En 2002, je vais faire connaissance avec le médecin tradi-praticien Didier Mampasi. Il me contactera pour travailler avec lui comme Directeur Marketing de ses cabinets. C’est avec lui que j’ai eu à faire le tour du Congo. De là, je croisais Gabriel Shabani de Congo Web. Il m’a surpris et m’a demandé : « Qu’est-ce que je faisais ici ? » (dans ses bureaux). Je lui ai dit que: « je voulais faire  la radio ». Il me dit : « Tu animeras à 14heures ». J’ai commencé à animer dans sa radio sans qu’il soit informé. C’était une surprise pour lui. Il n’était même pas dans le bâtiment. Il était ailleurs. Pendant que j’animais, c’est tout le monde l’appelait et demandait : Qu’est-ce qui se passe chez toi ? C’est qui cet animateur ? C’est comme ça qu’il me découvrira. Donc, j’ai fait Congo Web Télévision. Nous l’avions vraiment débuté.

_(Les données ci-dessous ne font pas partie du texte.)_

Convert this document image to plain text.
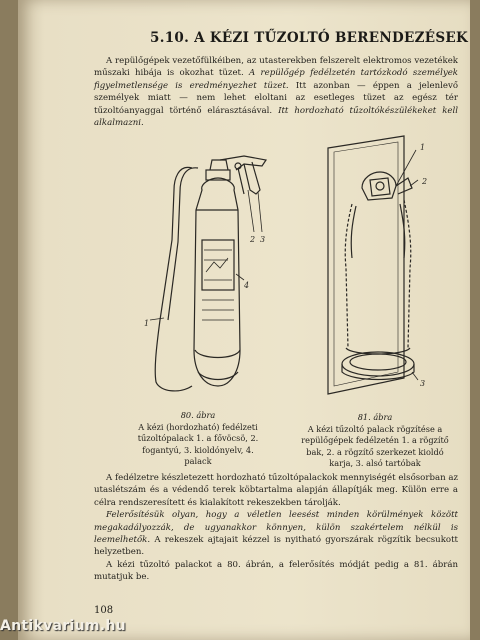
5.10. A KÉZI TŰZOLTÓ BERENDEZÉSEK
A repülőgépek vezetőfülkéiben, az utasterekben felszerelt elektromos vezetékek műszaki hibája is okozhat tüzet. A repülőgép fedélzetén tartózkodó személyek figyelmetlensége is eredményezhet tüzet. Itt azonban — éppen a jelenlevő személyek miatt — nem lehet eloltani az esetleges tüzet az egész tér tűzoltóanyaggal történő elárasztásával. Itt hordozható tűzoltókészülékeket kell alkalmazni.
1
4
2 3
1
2
3
80. ábra
A kézi (hordozható) fedélzeti tűzoltópalack 1. a fővöcsö, 2. fogantyú, 3. kioldónyelv, 4. palack
81. ábra
A kézi tűzoltó palack rögzítése a repülőgépek fedélzetén 1. a rögzítő bak, 2. a rögzítő szerkezet kioldó karja, 3. alsó tartóbak

A fedélzetre készletezett hordozható tűzoltópalackok mennyiségét elsősorban az utaslétszám és a védendő terek köbtartalma alapján állapítják meg. Külön erre a célra rendszeresített és kialakított rekeszekben tárolják.

Felerősítésük olyan, hogy a véletlen leesést minden körülmények között megakadályozzák, de ugyanakkor könnyen, külön szakértelem nélkül is leemelhetők. A rekeszek ajtajait kézzel is nyitható gyorszárak rögzítik becsukott helyzetben.

A kézi tűzoltó palackot a 80. ábrán, a felerősítés módját pedig a 81. ábrán mutatjuk be.

108
Antikvarium.hu
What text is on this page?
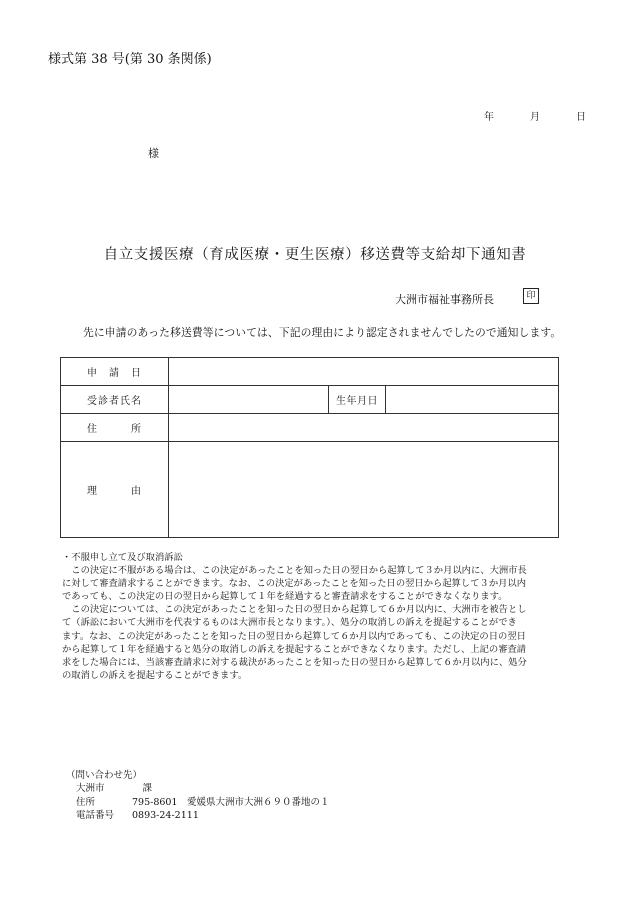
様式第 38 号(第 30 条関係)
年	月	日
様
自立支援医療（育成医療・更生医療）移送費等支給却下通知書
大洲市福祉事務所長	印
先に申請のあった移送費等については、下記の理由により認定されませんでしたので通知します。
申　請　日			
受診者氏名		生年月日	
住　　　所			
理　　　由			

・不服申し立て及び取消訴訟

　この決定に不服がある場合は、この決定があったことを知った日の翌日から起算して３か月以内に、大洲市長

に対して審査請求することができます。なお、この決定があったことを知った日の翌日から起算して３か月以内

であっても、この決定の日の翌日から起算して１年を経過すると審査請求をすることができなくなります。

　この決定については、この決定があったことを知った日の翌日から起算して６か月以内に、大洲市を被告とし

て（訴訟において大洲市を代表するものは大洲市長となります。）、処分の取消しの訴えを提起することができ

ます。なお、この決定があったことを知った日の翌日から起算して６か月以内であっても、この決定の日の翌日

から起算して１年を経過すると処分の取消しの訴えを提起することができなくなります。ただし、上記の審査請

求をした場合には、当該審査請求に対する裁決があったことを知った日の翌日から起算して６か月以内に、処分

の取消しの訴えを提起することができます。

（問い合わせ先）

大洲市　　　　課

住所	795-8601　愛媛県大洲市大洲６９０番地の１

電話番号 0893-24-2111
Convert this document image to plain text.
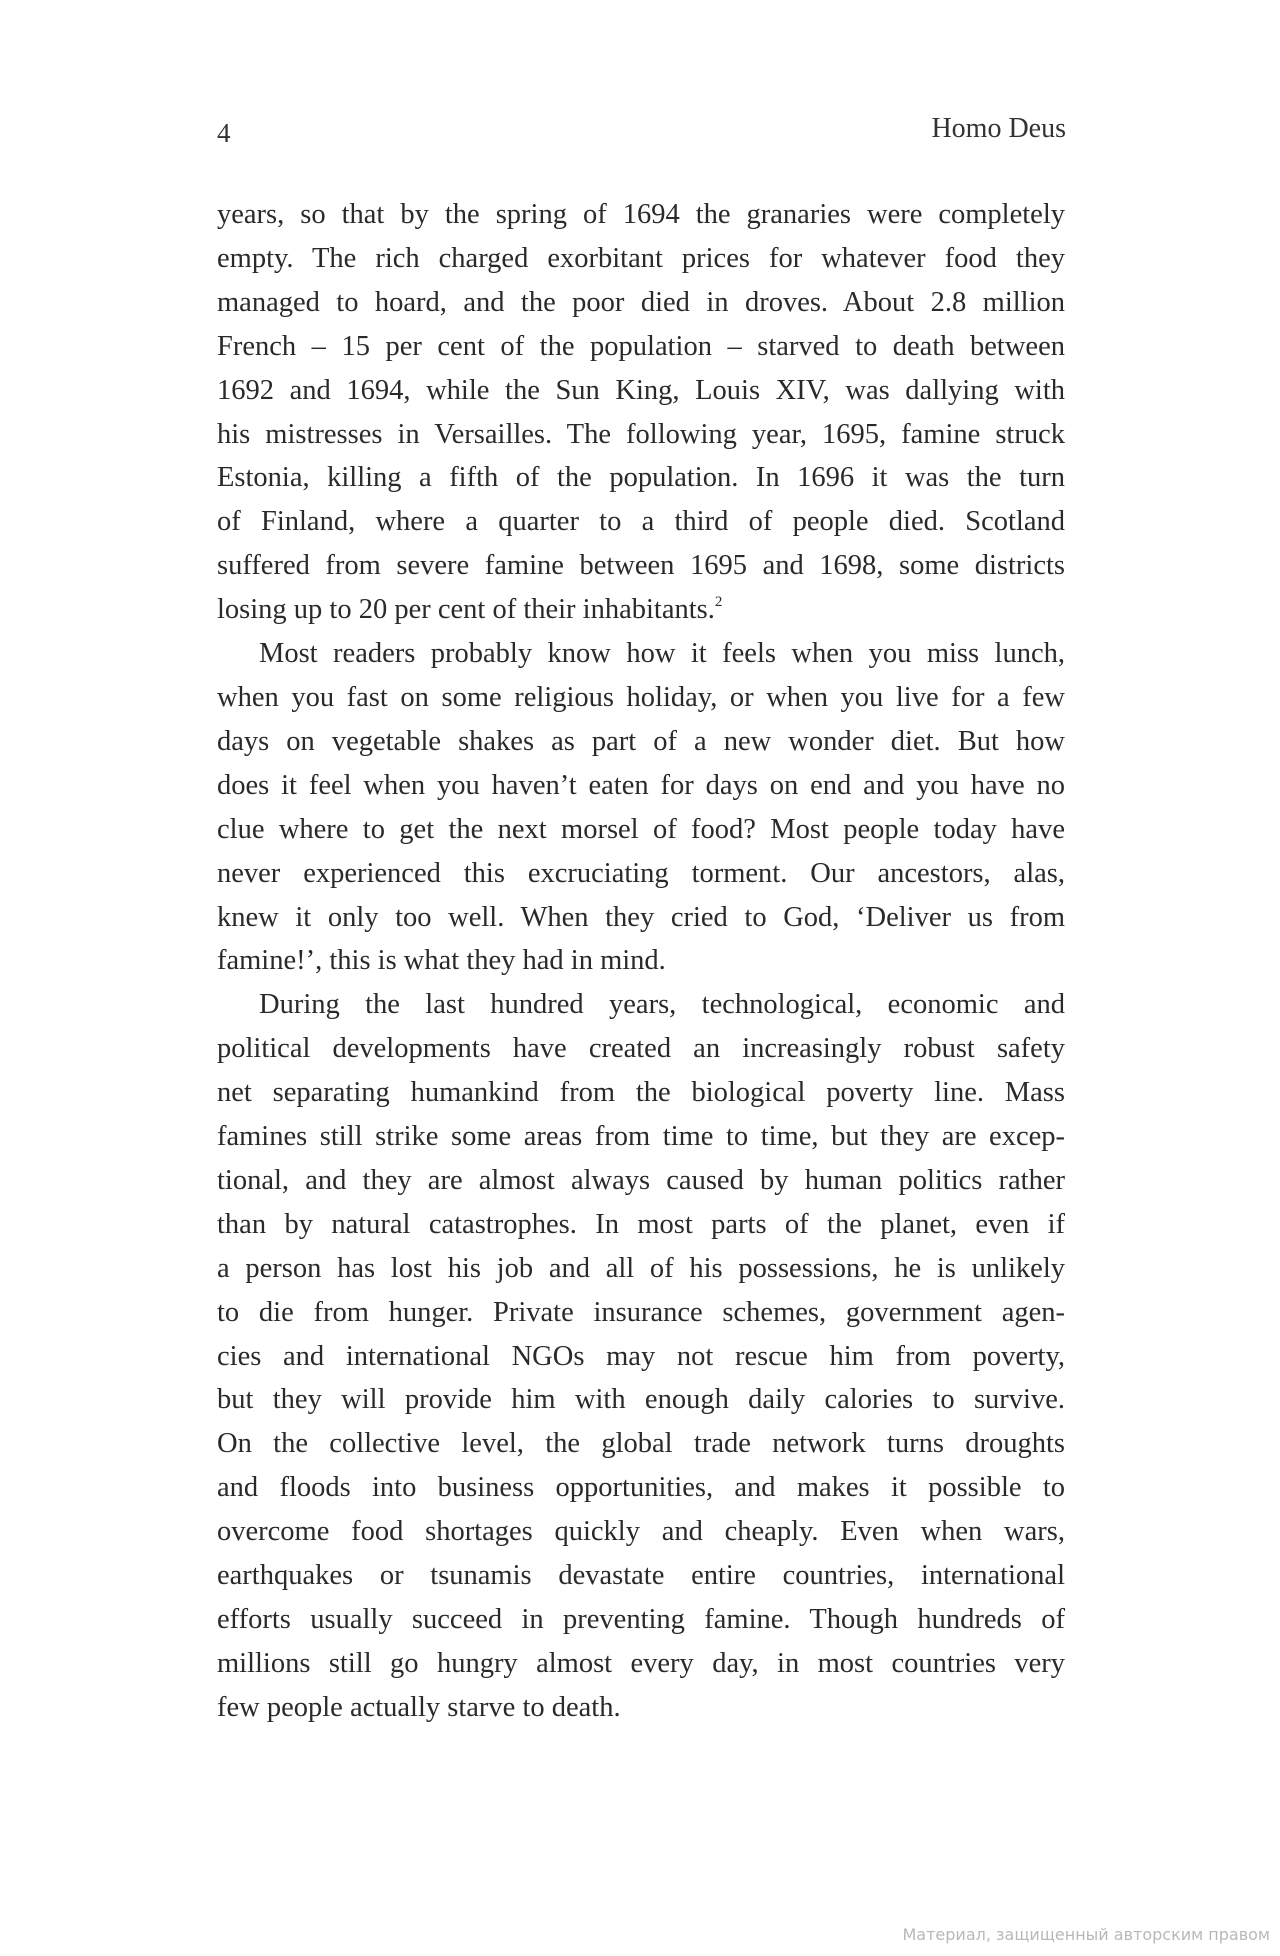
4	Homo Deus

years, so that by the spring of 1694 the granaries were completely
empty. The rich charged exorbitant prices for whatever food they
managed to hoard, and the poor died in droves. About 2.8 million
French – 15 per cent of the population – starved to death between
1692 and 1694, while the Sun King, Louis XIV, was dallying with
his mistresses in Versailles. The following year, 1695, famine struck
Estonia, killing a fifth of the population. In 1696 it was the turn
of Finland, where a quarter to a third of people died. Scotland
suffered from severe famine between 1695 and 1698, some districts
losing up to 20 per cent of their inhabitants.$^2$

Most readers probably know how it feels when you miss lunch,
when you fast on some religious holiday, or when you live for a few
days on vegetable shakes as part of a new wonder diet. But how
does it feel when you haven’t eaten for days on end and you have no
clue where to get the next morsel of food? Most people today have
never experienced this excruciating torment. Our ancestors, alas,
knew it only too well. When they cried to God, ‘Deliver us from
famine!’, this is what they had in mind.

During the last hundred years, technological, economic and
political developments have created an increasingly robust safety
net separating humankind from the biological poverty line. Mass
famines still strike some areas from time to time, but they are excep-
tional, and they are almost always caused by human politics rather
than by natural catastrophes. In most parts of the planet, even if
a person has lost his job and all of his possessions, he is unlikely
to die from hunger. Private insurance schemes, government agen-
cies and international NGOs may not rescue him from poverty,
but they will provide him with enough daily calories to survive.
On the collective level, the global trade network turns droughts
and floods into business opportunities, and makes it possible to
overcome food shortages quickly and cheaply. Even when wars,
earthquakes or tsunamis devastate entire countries, international
efforts usually succeed in preventing famine. Though hundreds of
millions still go hungry almost every day, in most countries very
few people actually starve to death.

Материал, защищенный авторским правом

De Congo Web Télévision, aujourd’hui, à B-One Télévision. Et cela fait déjà 3 ans.

3 ans déjà, comment vivez-vous l’ambiance de travail à B-One ?

En tout cas, rien n’a à dire. C’est vraiment ma famille. Comme je l’ai toujours dit et ce n’est pas pour rien que je dis « Zoba na zoba basalaka buzoba moko » et « Mayelé na mayelé basalaka mayelé moko ».

Voilà, c’est cette intelligence, c’est cet esprit d’équipe que j’ai trouvé chez B-One. C’est cette famille. J’ai toujours dit que c’est ma 2ème famille. Ça c’est B-One.

Quelle autre émission présentez-vous à part « B-one Music » ?

Je présente aussi l’émission « Dis-moi amour » à B-One radio.

Et pour les prochaines années, que prévoyiez-vous de spécial pour vos téléspectateurs qui vous à travers le monde-entier ?

« L’homme propose, Dieu dispose », dit-on. Laissons le temps au temps. Dieu seul sait.

Mes projets d’avenir, c’est de faire plus que ce que nous faisons aujourd’hui. Il y a beaucoup de gens qui pensent que c’est tellement facile de faire la télé comme nous le faisons. Il y a beaucoup de gens qui pensent que c’est tellement facile de pouvoir tomber sur un invité.  Il y a beaucoup de gens qui pensent que c’est tellement facile de faire une chaîne de télé, d’être réalisateur, d’être Junior Kulele, d’être Michel Mongongo ou d’être Dacs Menayame. Les gens qui pensent que c’est tellement facile.

En réalité même les projets d’avenir, c’est ce que nous pensons et que nous pouvons réaliser si facilement, cela veut dire qu’avec Dieu nous ferons des exploits. Je pense que nous avons encore trop à faire. Je préfère encore me taire. Le monde aura à découvrir.